Protect her. Kill to protect her. He would have to. It was coming. He knew it, and the wolf knew it. His mouth opened in a silent howl as the wolf threw itself against his restraint.

Protect my mate! Let me out!

With all the strength in his body, Malachi pushed upright from his bent posture. A snarl ripped from his chest, his defiance and the thwarted wolf inside both present in the sound. His legs were weak, a familiar aftermath of this battle, but he must not collapse.

“So that was interesting,” Rhett said, not a crinkle of worry in his face or his scent, the words as casual as if he were asking which of his cobblers to bring to the cookout.

“Go,” Malachi said.

“Right.” The wolf ambled off with a nod toward April.

Malachi’s straightening to full height had dislodged April’s hand from his back. She didn’t move to touch him again, simply stood and watched him while he stood and watched Rhett leave.

He bent and picked up the dropped store bag. “Come inside.”

She preceded him into the cabin, which was good. She couldn’t see that his legs weren’t quite strong yet. The library seemed a comfortable place to talk, surrounded by something they both loved. She headed there as if she’d heard his thought, and he followed. He sat on the ottoman, and she took the wolf-sized chair in the corner.

“Can you tell me about it?” she said.

“There’s not much to tell.”

“You were convulsing on your feet, Malachi. You seemed to be wrestling yourself from the inside out.”

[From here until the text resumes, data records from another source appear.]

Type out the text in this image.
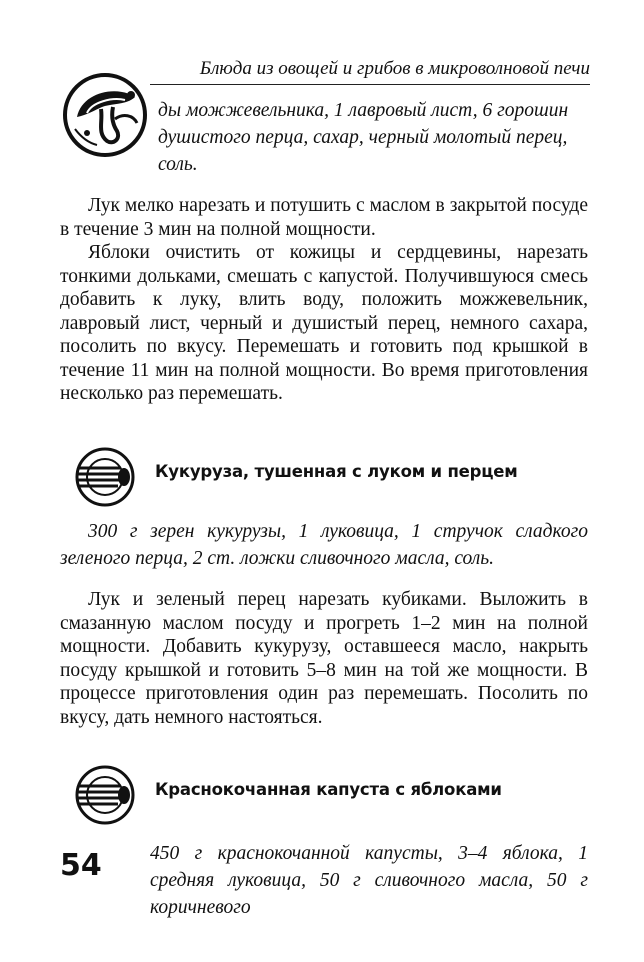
Блюда из овощей и грибов в микроволновой печи
ды можжевельника, 1 лавровый лист, 6 горошин душистого перца, сахар, черный молотый перец, соль.

Лук мелко нарезать и потушить с маслом в закрытой посуде в течение 3 мин на полной мощности.

Яблоки очистить от кожицы и сердцевины, нарезать тонкими дольками, смешать с капустой. Получившуюся смесь добавить к луку, влить воду, положить можжевельник, лавровый лист, черный и душистый перец, немного сахара, посолить по вкусу. Перемешать и готовить под крышкой в течение 11 мин на полной мощности. Во время приготовления несколько раз перемешать.

Кукуруза, тушенная с луком и перцем
300 г зерен кукурузы, 1 луковица, 1 стручок сладкого зеленого перца, 2 ст. ложки сливочного масла, соль.

Лук и зеленый перец нарезать кубиками. Выложить в смазанную маслом посуду и прогреть 1–2 мин на полной мощности. Добавить кукурузу, оставшееся масло, накрыть посуду крышкой и готовить 5–8 мин на той же мощности. В процессе приготовления один раз перемешать. Посолить по вкусу, дать немного настояться.

Краснокочанная капуста с яблоками
54 450 г краснокочанной капусты, 3–4 яблока, 1 средняя луковица, 50 г сливочного масла, 50 г коричневого
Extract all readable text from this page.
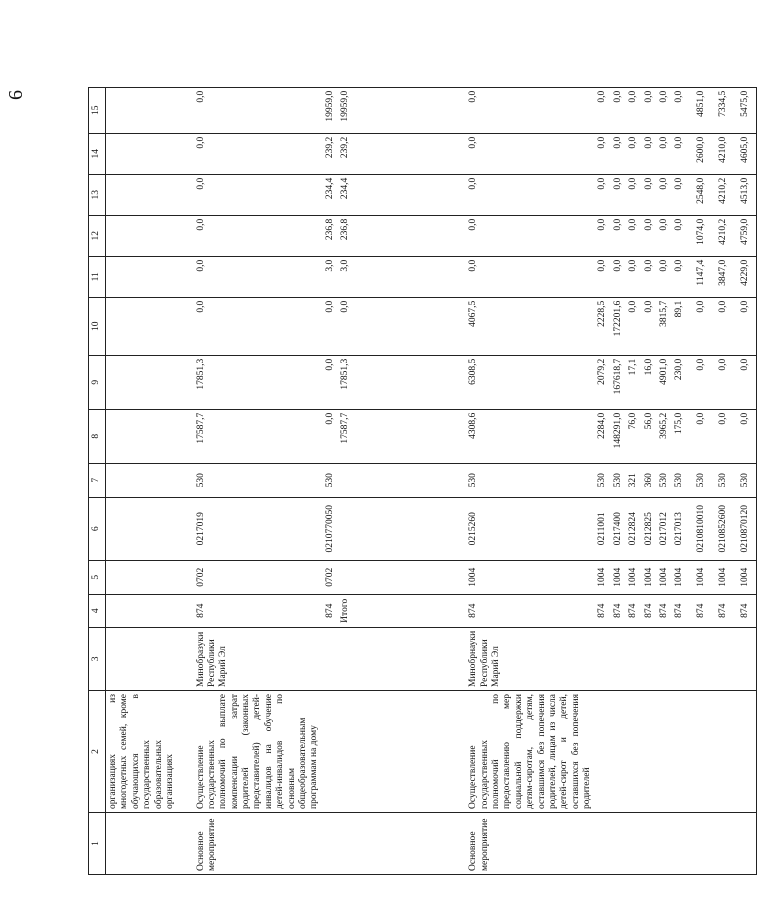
6
1	2	3	4	5	6	7	8	9	10	11	12	13	14	15
	организациях из многодетных семей, кроме обучающихся в государственных образовательных организациях													
Основное мероприятие	Осуществление государственных полномочий по выплате компенсации затрат родителей (законных представителей) детей-инвалидов на обучение детей-инвалидов по основным общеобразовательным программам на дому	Минобразуки Республики Марий Эл	874	0702	0217019	530	17587,7	17851,3	0,0	0,0	0,0	0,0	0,0	0,0
			874	0702	0210770050	530	0,0	0,0	0,0	3,0	236,8	234,4	239,2	19959,0
			Итого				17587,7	17851,3	0,0	3,0	236,8	234,4	239,2	19959,0
Основное мероприятие	Осуществление государственных полномочий по предоставлению мер социальной поддержки детям-сиротам, детям, оставшимся без попечения родителей, лицам из числа детей-сирот и детей, оставшихся без попечения родителей	Минобрнауки Республики Марий Эл	874	1004	0215260	530	4308,6	6308,5	4067,5	0,0	0,0	0,0	0,0	0,0
			874	1004	0211001	530	2284,0	2079,2	2228,5	0,0	0,0	0,0	0,0	0,0
			874	1004	0217400	530	148291,0	167618,7	172201,6	0,0	0,0	0,0	0,0	0,0
			874	1004	0212824	321	76,0	17,1	0,0	0,0	0,0	0,0	0,0	0,0
			874	1004	0212825	360	56,0	16,0	0,0	0,0	0,0	0,0	0,0	0,0
			874	1004	0217012	530	3965,2	4901,0	3815,7	0,0	0,0	0,0	0,0	0,0
			874	1004	0217013	530	175,0	230,0	89,1	0,0	0,0	0,0	0,0	0,0
			874	1004	0210810010	530	0,0	0,0	0,0	1147,4	1074,0	2548,0	2600,0	4851,0
			874	1004	0210852600	530	0,0	0,0	0,0	3847,0	4210,2	4210,2	4210,0	7334,5
			874	1004	0210870120	530	0,0	0,0	0,0	4229,0	4759,0	4513,0	4605,0	5475,0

So that’s how it looked. Aaron hadn’t described it when it had happened last July. Before Aaron, only Arlo had ever seen it, and that had been four years ago. He sighed and leaned against the wall, for the moment still a little shaky. He’d be fine in a few minutes.

“About the legend you were told, that I can change at will… What you just saw is the closest it comes to in reality. I can’t choose to change, but sometimes my body attempts to. That’s all.”